Um Ahmed, wife of Egypt's President Morsi

By John Ballard

This NY Times sketch is refreshing. 

Naglaa Ali Mahmoud wears an Islamic head covering that drapes down to her knees, did not attend college and never took her husband's last name, because that is a Western convention that few Egyptians follow. She also refuses the title of first lady, in favor of simply Um Ahmed, a traditional nickname that identifies her as the mother of Ahmed, her eldest son.



Dalia Saber, 36, an engineering lecturer, said, "She looks like my mother, she looks like my husband's mother, she probably looks like your mother and everybody else's."

For her, Mr. Morsi and Ms. Mahmoud were what the Arab Spring was all about: regular people in power.

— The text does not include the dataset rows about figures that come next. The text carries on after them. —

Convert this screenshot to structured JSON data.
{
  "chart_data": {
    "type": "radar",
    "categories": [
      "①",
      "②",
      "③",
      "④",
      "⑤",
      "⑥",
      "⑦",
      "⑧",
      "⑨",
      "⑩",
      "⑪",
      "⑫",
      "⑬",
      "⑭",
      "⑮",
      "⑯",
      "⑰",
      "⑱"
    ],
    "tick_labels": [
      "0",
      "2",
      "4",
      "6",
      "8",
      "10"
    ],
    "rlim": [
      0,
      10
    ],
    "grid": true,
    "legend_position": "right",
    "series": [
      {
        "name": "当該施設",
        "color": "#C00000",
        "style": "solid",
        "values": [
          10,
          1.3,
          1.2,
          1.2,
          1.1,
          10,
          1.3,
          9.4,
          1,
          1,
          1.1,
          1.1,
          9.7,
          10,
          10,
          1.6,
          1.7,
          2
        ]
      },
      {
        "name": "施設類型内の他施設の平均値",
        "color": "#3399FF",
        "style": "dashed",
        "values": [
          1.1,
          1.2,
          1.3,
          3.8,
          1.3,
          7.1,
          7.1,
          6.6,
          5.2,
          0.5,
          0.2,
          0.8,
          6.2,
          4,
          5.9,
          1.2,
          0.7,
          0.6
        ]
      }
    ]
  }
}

"They're people like us," she said. "It is a strange relief to people. The people feel that there's a change."

Ms. Mahmoud, for her part, said she knew it would not be easy to be the wife of the first Islamist head of state, as she told the newspaper of the Muslim Brotherhood, the 84-year-old Islamist movement. If she tries to play an active role, she risks comparisons with Mrs. Mubarak, who was widely despised for her supposed influence behind the scenes. But if Ms. Mahmoud disappears, she said, "They will say that Mohamed Morsi is hiding his wife because this is how Islamists think."

Ms. Mahmoud's unexpected path to the presidential palace illustrates just how foreign her experience is to the culture of the old Egyptian elite - or perhaps how foreign that elite is to Egypt. Hers was a very typical beginning: She grew up in the poor Cairo neighborhood of Ain Shams, and was 17 and still in high school when she married her cousin, Mr. Morsi, who was 11 years older. He also had grown up poor, in the small village of El Adwa in the Nile Delta province of Sharqiya, but excelled in the engineering program at Cairo University.

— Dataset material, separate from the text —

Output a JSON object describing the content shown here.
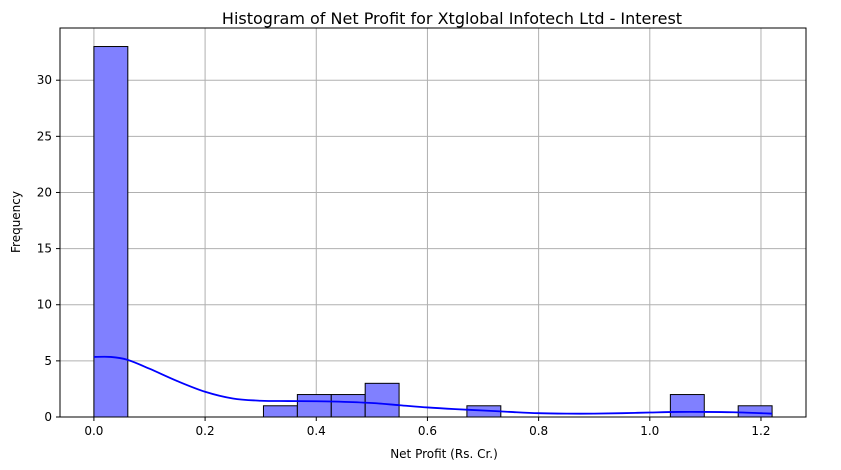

Three days after their wedding, he left for Los Angeles, to complete his Ph.D. at the University of Southern California. She finished high school and studied English in Cairo. A year and a half after their wedding she joined her husband in Los Angeles, where she volunteered at the Muslim Student House, translating sermons for women interested in converting to Islam.

It was in Los Angeles that she and her husband were first invited to join the Muslim Brotherhood, an offer that would later define their lives. "I always say that the Brothers don't blindfold anyone," she told the group's newspaper. "From the beginning they told us about the situation and what was asked of us, and they told us that the path is long and full of dangers."

She said the Brotherhood recruiters told Mr. Morsi to be sure his wife approved of the decision before joining, telling him, "We care about the stability of the family more than having one more member."

Mr. Shatner is nobody's fool.
He knows how to pick a candidate, win friends and influence people.
Um Ahmed is an Egyptian Barbara Bush.